With those two facts in mind, is it really necessary to keep a dedicated emergency fund that’s separate from your non-emergency savings, or does opening yet another account make your financial life more complicated than it needs to be?
A new GOBankingRates study of more than 1,000 people offers insight into how the masses structure their savings, and what’s to be gained or lost by lumping your savings into one basket.
Two Accounts Is the Bare Minimum — But Is That Enough?
Different financial pros offer different advice and recommend different strategies, but the experts GOBankingRates spoke with all agreed on one thing: You must fund your checking account with enough cash to cover a minimum of two pay periods or one billing cycle for all of your immediate expenses — but anything more than that is a misallocation of resources.
“In general, I recommend that a person keeps enough in their checking account to cover at least one month of spending, including housing, utilities, food and transportation,” said Kerrie Saephanh, certified budget coach and founder of Mindful Budgets.
The reason is simple.
Checking accounts pay either no interest at all or only the most modest of yields — every excess dollar languishing in checking isn’t earning the returns it could get in savings. That didn’t matter so much a year ago when the average deposit account paid 0.06%; but, thanks to the Fed’s ongoing anti-inflation action, there’s real money on the line today.
“With interest rates going up now, you may be able to get 3% to 4% interest or more,” said consumer finance expert Kyle Enright, president of lending at Achieve, a personal finance company in San Mateo, California.
Isn’t All Savings for Emergencies?
Enright is not exaggerating.
At least nine or 10 banks — both online and physical — are currently offering deposit yields in the 3% to 4% range or better. But none of them pay you more or less whether you label your account as “savings” or “emergency savings,” so what’s to be gained by creating a separate account?
The GOBankingRates study revealed that many people don’t see the point.
About 25% would turn to their emergency funds in the face of a crisis. But another 15% or so would simply dip into their standard savings, which implies that they consider a savings account and an emergency fund to be one and the same. But they’re not.
Build Your Savings for Wants, Emergency Funds for Needs
A standard savings account gives you a buffer between the liquid cash in your day-to-day checking account and your last-line-of-defense, can’t-touch emergency fund.
“Your priority should be building up your emergency fund until it reaches that point of having three to six months’ worth of expenses in it,” said Erin Ellis, accredited financial counselor at Philadelphia Federal Credit Union. “Then after that, whatever else you can spare should go into your non-emergency savings, which can be used down the line on big purchases like a house, new car or a vacation.”
When you lump them together, you risk adopting a complacent money mindset that assigns goals such as vacations and emergencies such as car repairs an equal level of priority.

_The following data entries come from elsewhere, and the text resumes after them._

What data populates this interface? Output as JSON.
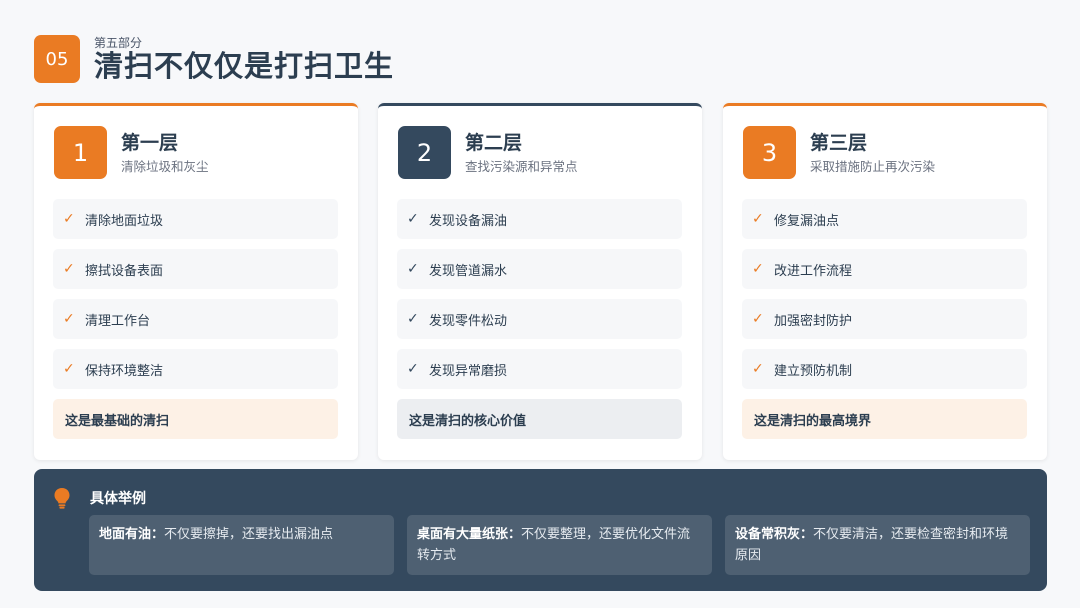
{
  "header": {
    "section_number": "05",
    "eyebrow": "第五部分",
    "title": "清扫不仅仅是打扫卫生"
  },
  "layers": [
    {
      "number": "1",
      "title": "第一层",
      "subtitle": "清除垃圾和灰尘",
      "items": [
        "清除地面垃圾",
        "擦拭设备表面",
        "清理工作台",
        "保持环境整洁"
      ],
      "summary": "这是最基础的清扫"
    },
    {
      "number": "2",
      "title": "第二层",
      "subtitle": "查找污染源和异常点",
      "items": [
        "发现设备漏油",
        "发现管道漏水",
        "发现零件松动",
        "发现异常磨损"
      ],
      "summary": "这是清扫的核心价值"
    },
    {
      "number": "3",
      "title": "第三层",
      "subtitle": "采取措施防止再次污染",
      "items": [
        "修复漏油点",
        "改进工作流程",
        "加强密封防护",
        "建立预防机制"
      ],
      "summary": "这是清扫的最高境界"
    }
  ],
  "examples": {
    "title": "具体举例",
    "icon": "lightbulb-icon",
    "items": [
      {
        "key": "地面有油：",
        "text": "不仅要擦掉，还要找出漏油点"
      },
      {
        "key": "桌面有大量纸张：",
        "text": "不仅要整理，还要优化文件流转方式"
      },
      {
        "key": "设备常积灰：",
        "text": "不仅要清洁，还要检查密封和环境原因"
      }
    ]
  },
  "colors": {
    "accent_orange": "#ea7b23",
    "dark_slate": "#34495e",
    "background": "#f7f8fa"
  }
}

“If it takes even just a little more effort to get to it, you’ll be less likely to use it unless you really need to,” Enright said. “Keeping money intended for savings in an account where you just mentally note that it’s ‘saved’ generally doesn’t work.”
Since emergency funds don’t earn any more or less interest than standard savings, most of the logic for maintaining multiple accounts goes to psychology — and just the act of setting up the accounts can promote healthy financial hygiene, especially for those who are already struggling.
“Unfortunately, sitting down and taking stock of your finances can be intimidating, but setting up a dedicated emergency fund is essential,” said Jake Hill, CEO of DebtHammer. “Aside from peace of mind in knowing you have a backup when faced with an unplanned expense or emergency, it also serves as motivation to save more overall. As much of a priority as it is, this habit may require some planning and saving discipline in order to get started on the right foot.”